Friday, May 06, 2016

Business Model for Education Start-Ups: Three Ideas to Consider

Lean has come to Education too, but it needs some special consideration.

Education Start-Up is no longer an oxymoron, but a real thing. Venture Capitalists do invest in education, and some indeed treat this as the next big thing, a sector with abundant growth potential in an otherwise growth-less world. However, this is one sector in search of a business model: Most VCs would try to use models they use for technology or media businesses on education propositions - and they mostly do not work.

I have tried and failed with an Education Start-up. Since then, my approach has been one of caution - quite antithetical to my usual excitable nature: Whenever I have been invited to join Founding Teams, I have shied away, and stated that the education start-ups need much more capital than one could possibly project using a technology or media investment model. This, because the Customer Discovery process, central in the Lean Start-up worldview, has special challenges when it comes to Education. 

Here is what I see as the central challenge: No one, except the investors and entrepreneurs themselves, values 'New' or 'Disruptive' in Education. The students want better outcomes - better job prospects or better qualifications - but not new outcomes. The regulators, by definition, do not like the 'D' word, and most student funding options - banks, multilateral funds or charities - are tied closely to regulatory outcomes. So, an Education Start-up is often at an impossible place - trying to prove that they are innovative and disruptive to employers, conventional and rule-based to regulators and solid and predictable to students.

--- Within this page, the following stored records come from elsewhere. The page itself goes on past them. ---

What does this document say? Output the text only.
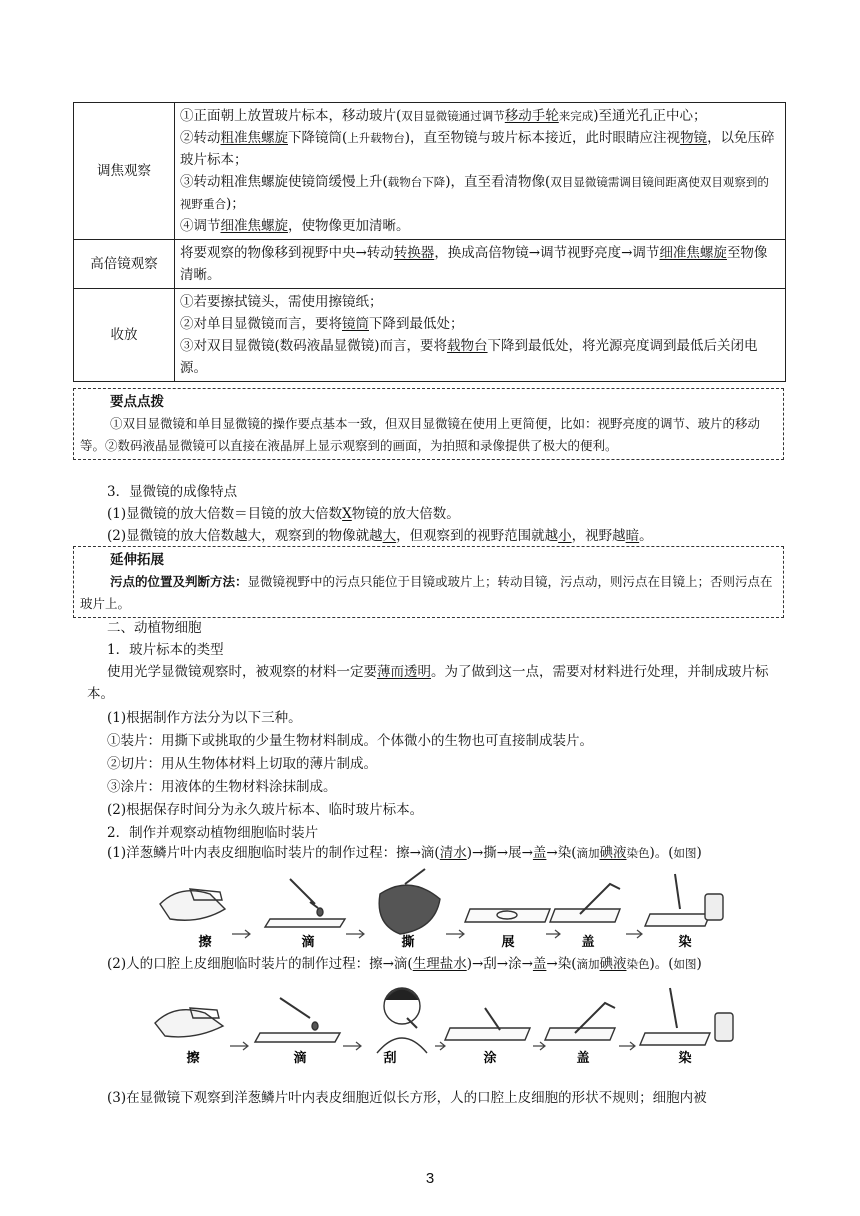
调焦观察	①正面朝上放置玻片标本，移动玻片(双目显微镜通过调节移动手轮来完成)至通光孔正中心；
②转动粗准焦螺旋下降镜筒(上升载物台)，直至物镜与玻片标本接近，此时眼睛应注视物镜，以免压碎玻片标本；
③转动粗准焦螺旋使镜筒缓慢上升(载物台下降)，直至看清物像(双目显微镜需调目镜间距离使双目观察到的视野重合)；
④调节细准焦螺旋，使物像更加清晰。

高倍镜观察	将要观察的物像移到视野中央→转动转换器，换成高倍物镜→调节视野亮度→调节细准焦螺旋至物像清晰。
收放	①若要擦拭镜头，需使用擦镜纸；
②对单目显微镜而言，要将镜筒下降到最低处；
③对双目显微镜(数码液晶显微镜)而言，要将载物台下降到最低处，将光源亮度调到最低后关闭电源。
要点点拨

①双目显微镜和单目显微镜的操作要点基本一致，但双目显微镜在使用上更简便，比如：视野亮度的调节、玻片的移动等。②数码液晶显微镜可以直接在液晶屏上显示观察到的画面，为拍照和录像提供了极大的便利。

3．显微镜的成像特点
(1)显微镜的放大倍数＝目镜的放大倍数X物镜的放大倍数。
(2)显微镜的放大倍数越大，观察到的物像就越大，但观察到的视野范围就越小，视野越暗。
延伸拓展

污点的位置及判断方法：显微镜视野中的污点只能位于目镜或玻片上；转动目镜，污点动，则污点在目镜上；否则污点在玻片上。

二、动植物细胞
1．玻片标本的类型
使用光学显微镜观察时，被观察的材料一定要薄而透明。为了做到这一点，需要对材料进行处理，并制成玻片标本。
(1)根据制作方法分为以下三种。
①装片：用撕下或挑取的少量生物材料制成。个体微小的生物也可直接制成装片。
②切片：用从生物体材料上切取的薄片制成。
③涂片：用液体的生物材料涂抹制成。
(2)根据保存时间分为永久玻片标本、临时玻片标本。
2．制作并观察动植物细胞临时装片
(1)洋葱鳞片叶内表皮细胞临时装片的制作过程：擦→滴(清水)→撕→展→盖→染(滴加碘液染色)。(如图)
擦	滴	撕	展	盖	染
(2)人的口腔上皮细胞临时装片的制作过程：擦→滴(生理盐水)→刮→涂→盖→染(滴加碘液染色)。(如图)
擦	滴	刮	涂	盖	染
(3)在显微镜下观察到洋葱鳞片叶内表皮细胞近似长方形，人的口腔上皮细胞的形状不规则；细胞内被
3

Einstein defined Stupidity as doing one thing over and over again expecting different results. Education Start-ups fall in this trap quite easily, trying to do standard things to satisfy the regulator and by speaking the usual language to attract the customers - and often trying to highlight little innovations as the panacea to all problems educational. However, they are usually up against established providers, with millions of dollars of Marketing budgets, sprawling campuses and list of professors with impressive sounding degrees claiming to offer better education. Even for the skeptical, who knows at heart that too many traditional players fall short, trusting an education start-up is one plunge too deep: Getting it wrong, lest we forget, cost not just money but time and opportunity!

The customer discovery process, therefore, is a much bigger challenge in education start-ups, than it would be for technology or media companies. It is not about signing up for a social network or trying out an App. Even free sign-up options, such as in the MOOCs, do not fully work as education is hardly a consumer product: The learner needs to commit to the process of education to get value out of it. So, the huge number of drop-outs is hardly a smart way for customer discovery, because the people who sign up for free education are quite different from those who would commit and complete a programme successfully.

Indeed, my own thinking is that it is easier to focus on 'enabling' start-ups rather than 'disruptive' ones in Education, those which work within the existing education ecosystem rather than attempting to create new ones. This has two obvious problems. One, it signals a lack of ambition, and I see so many businesses trying to focus on a very narrow problem to solve. While these may be worthwhile problems, they would often become too special purpose and not worthy of attention outside of one or two institutions that may have directly experienced the problem. Two, Some of the 'enabling' solutions - take the case of companies trying to solve Education-to-Employment transition problem - are too critically dependent on the rest of the ecosystem, the quality of education that precedes their intervention. Without control over this critical input, trying to focus narrowly on solving one problem may mean setting oneself up to fail.

All this tells me to follow three rules while thinking about Education Start-ups: (a) Direct-to-Student market is difficult for start-ups to break into, and the Solution Provider model, which works with existing providers to do something they can not do otherwise, works best; (b) Rather than a narrow niche built around the hope that technology makes everything scalable, it is better to aim to build platforms that may enable ecosystems, and allow connections and conversations to happen; (c) Rather than trying out a freemium model that media and technology companies often use, the education start-up may try to guarantee outcomes, if only by promising a full refund like Udacity does (and not unlike many e-commerce solutions that offer no-questions-asked return to gain trust).